Application for Reconsideration by Davies     

 

 

Application

 

1.   This is an application by Davies (the Applicant) for reconsideration of a decision of an oral hearing dated 25 January 2023 and issued on 1 February 2023 not to direct release or recommend his transfer to open conditions. 

 

2.   Rule 28(1) of the Parole Board Rules 2019 (as amended by the Parole Board (Amendment) Rules 2022) (the Parole Board Rules) provides that applications for reconsideration may be made in eligible cases (as set out in rule 28(2)) either on the basis (a) that the decision contains an error of law, (b) that it is irrational and/or (c) that it is procedurally unfair. 

 

3.   I have considered the application on the papers. These are the 1001 page dossier provided by the Secretary of State which included the Panel’s written decision, the closing written submissions dated 18 January 2023 submitted by the Solicitor representing the Applicant, the application for reconsideration submitted by the Solicitor representing the Applicant dated 22 February 2023 and an email from PPCS on behalf of the Secretary of State dated 14 March 2023.

 

Background

 

4.   The Applicant is now 51 years old. In 2004, when he was 31, he received a life sentence with a minimum term of 14 years, resulting in a Tariff Expiry Date of 8 March 2017. The Applicant pleaded not guilty but was convicted of an offence of murder. The victim was his then-partner of 16 months. It is documented that on 28 February 2003, the victim and the Applicant had argued and the victim had asked him to remove his property from her address. When the police forced entry into the Applicant’s address several days later, where they found the body of the victim, she had suffered approximately 39 stab wounds. The victim’s ex-husband’s name was written in blood next to the body. Although it was accepted at his trial that the Applicant was suffering from a form of psychotic illness brought about by his use of amphetamines, the jury concluded this this did not significantly reduce his culpability for the victim’s death.  
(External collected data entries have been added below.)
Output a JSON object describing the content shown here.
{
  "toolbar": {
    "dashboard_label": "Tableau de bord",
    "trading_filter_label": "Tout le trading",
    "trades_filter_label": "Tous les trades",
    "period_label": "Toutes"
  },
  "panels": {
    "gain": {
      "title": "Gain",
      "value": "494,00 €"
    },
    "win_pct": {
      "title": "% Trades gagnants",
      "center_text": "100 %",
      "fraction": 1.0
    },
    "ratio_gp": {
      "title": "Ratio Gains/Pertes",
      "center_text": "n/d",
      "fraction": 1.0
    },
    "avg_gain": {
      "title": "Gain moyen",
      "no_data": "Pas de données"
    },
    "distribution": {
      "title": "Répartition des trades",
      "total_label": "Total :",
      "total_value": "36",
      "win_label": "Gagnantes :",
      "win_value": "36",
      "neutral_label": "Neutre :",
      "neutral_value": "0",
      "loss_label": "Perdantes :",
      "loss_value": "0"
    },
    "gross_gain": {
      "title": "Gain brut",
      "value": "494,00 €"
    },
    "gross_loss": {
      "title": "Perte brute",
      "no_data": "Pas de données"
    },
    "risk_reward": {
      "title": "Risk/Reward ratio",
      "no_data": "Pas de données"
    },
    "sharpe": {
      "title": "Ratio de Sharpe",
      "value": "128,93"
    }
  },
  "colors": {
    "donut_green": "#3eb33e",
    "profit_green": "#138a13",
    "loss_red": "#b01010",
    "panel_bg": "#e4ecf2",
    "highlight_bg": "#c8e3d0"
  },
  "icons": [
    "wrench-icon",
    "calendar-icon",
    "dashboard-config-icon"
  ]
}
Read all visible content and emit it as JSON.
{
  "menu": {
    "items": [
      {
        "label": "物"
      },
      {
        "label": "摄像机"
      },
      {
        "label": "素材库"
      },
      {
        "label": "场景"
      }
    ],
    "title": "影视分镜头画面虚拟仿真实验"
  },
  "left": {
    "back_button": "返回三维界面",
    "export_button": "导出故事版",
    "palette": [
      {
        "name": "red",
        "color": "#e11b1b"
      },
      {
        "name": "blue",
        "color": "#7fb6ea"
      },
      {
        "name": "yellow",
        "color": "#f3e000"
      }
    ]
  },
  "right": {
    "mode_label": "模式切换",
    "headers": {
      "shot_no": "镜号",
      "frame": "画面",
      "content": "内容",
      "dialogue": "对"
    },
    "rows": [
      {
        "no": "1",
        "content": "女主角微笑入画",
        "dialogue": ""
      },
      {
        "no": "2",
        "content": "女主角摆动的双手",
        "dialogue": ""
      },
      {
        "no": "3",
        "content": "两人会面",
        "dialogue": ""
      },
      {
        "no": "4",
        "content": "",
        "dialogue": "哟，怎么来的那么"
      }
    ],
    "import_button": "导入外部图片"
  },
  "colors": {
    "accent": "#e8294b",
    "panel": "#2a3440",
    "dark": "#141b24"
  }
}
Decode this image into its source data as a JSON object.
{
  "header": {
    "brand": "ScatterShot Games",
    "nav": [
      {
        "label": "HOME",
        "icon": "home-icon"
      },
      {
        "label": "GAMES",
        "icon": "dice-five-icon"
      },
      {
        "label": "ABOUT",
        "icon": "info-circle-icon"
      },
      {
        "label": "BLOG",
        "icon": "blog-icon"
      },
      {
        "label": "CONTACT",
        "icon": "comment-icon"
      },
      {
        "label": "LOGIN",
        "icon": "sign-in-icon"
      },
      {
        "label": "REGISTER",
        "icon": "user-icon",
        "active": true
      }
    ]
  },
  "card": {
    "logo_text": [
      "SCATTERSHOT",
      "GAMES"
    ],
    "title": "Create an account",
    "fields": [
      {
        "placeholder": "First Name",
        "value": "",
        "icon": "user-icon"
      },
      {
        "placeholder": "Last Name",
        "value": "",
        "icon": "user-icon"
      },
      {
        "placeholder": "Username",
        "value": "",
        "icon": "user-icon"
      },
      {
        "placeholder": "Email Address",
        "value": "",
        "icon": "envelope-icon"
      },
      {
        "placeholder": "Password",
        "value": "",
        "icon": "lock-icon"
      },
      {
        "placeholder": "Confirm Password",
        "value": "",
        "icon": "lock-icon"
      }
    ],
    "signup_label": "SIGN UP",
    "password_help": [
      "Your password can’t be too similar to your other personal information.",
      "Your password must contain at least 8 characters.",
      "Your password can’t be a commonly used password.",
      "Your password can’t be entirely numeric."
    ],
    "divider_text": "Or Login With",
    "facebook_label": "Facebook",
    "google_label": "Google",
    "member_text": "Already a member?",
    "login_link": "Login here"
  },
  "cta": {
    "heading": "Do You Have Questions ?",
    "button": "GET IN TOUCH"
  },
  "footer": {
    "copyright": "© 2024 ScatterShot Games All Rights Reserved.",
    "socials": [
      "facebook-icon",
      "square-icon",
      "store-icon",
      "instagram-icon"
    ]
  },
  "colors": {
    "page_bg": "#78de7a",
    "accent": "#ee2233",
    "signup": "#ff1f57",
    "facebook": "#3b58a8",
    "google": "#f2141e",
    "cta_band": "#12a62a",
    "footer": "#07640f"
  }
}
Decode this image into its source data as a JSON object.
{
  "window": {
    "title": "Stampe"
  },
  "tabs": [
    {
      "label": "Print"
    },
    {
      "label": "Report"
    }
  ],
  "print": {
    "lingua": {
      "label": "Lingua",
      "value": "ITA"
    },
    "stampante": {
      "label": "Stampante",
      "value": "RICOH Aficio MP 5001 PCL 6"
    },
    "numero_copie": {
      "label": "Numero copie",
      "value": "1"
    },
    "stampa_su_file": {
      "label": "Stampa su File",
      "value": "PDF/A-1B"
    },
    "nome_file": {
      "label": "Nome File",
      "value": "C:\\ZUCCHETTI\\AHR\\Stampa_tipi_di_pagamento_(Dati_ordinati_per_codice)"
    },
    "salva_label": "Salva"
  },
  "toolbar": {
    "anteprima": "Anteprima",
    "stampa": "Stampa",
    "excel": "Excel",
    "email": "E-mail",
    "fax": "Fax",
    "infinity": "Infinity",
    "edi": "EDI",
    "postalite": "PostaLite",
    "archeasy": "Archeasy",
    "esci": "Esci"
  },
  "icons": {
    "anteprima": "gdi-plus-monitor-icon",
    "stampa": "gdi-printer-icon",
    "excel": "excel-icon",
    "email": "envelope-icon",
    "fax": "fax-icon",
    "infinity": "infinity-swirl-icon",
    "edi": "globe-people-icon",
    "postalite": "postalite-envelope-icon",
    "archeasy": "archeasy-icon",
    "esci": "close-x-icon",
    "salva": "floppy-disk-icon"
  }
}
5.   The Applicant has no previous convictions.

 

6.   During the course of his sentence, the Applicant has given conflicting accounts of his involvement in the offence.

 

7.   The Applicant spent a period of his remand in hospital detained under sections 48/49 of the Mental Health Act. The Applicant rekindled his relationship with his first intimate partner LH (who is now his wife), in 2008 whilst in a medium-secure mental health unit. Concerns have been raised about this relationship.

 

8.   The Applicant has been transferred from prison to hospital under the Mental Health Act on three separate occasions since the commencement of his sentence; in 2008, 2011 and most recently in 2018. 

 

9.   The Applicant’s psychiatric diagnosis at the point of his recent remittance to prison was one of Delusional Disorder specifically in relation to the circumstances related to the index offence. The delusional beliefs he holds are fixed beliefs which have not changed over many years. His condition has been resistant to medication. In addition to Delusional Disorder, it is also considered that the Applicant suffers with a complex personality structure and he meets the diagnostic criteria for Borderline and Paranoid Personality Disorder.

 

10.In August 2021, the Applicant had a Mental Health Tribunal which concluded that had he been subject to a Restriction Order he would have been entitled to a Conditional Discharge and that he should remain in hospital pending a Parole review.

 

11.The Applicant had married during a period of his unescorted leave. He had not disclosed his wife’s change of address thus compromising the ability to manage the risk within the relationship. All his leaves were suspended and it was concluded that it was no longer appropriate for him to remain in hospital. The Applicant was remitted back to prison on 17 May 2022.

 

Request for Reconsideration

 

12.  The application for reconsideration is dated 22 February 2023.

 

13.  The application was not made on the published form CPD2. It is, however, succinct and very clearly focused on the issues. 

 

14.  The grounds for seeking a reconsideration are as follows: 

 

a)   That the Parole Board’s decision is irrational given the stark contrast of it to that of the Mental Health Tribunal. 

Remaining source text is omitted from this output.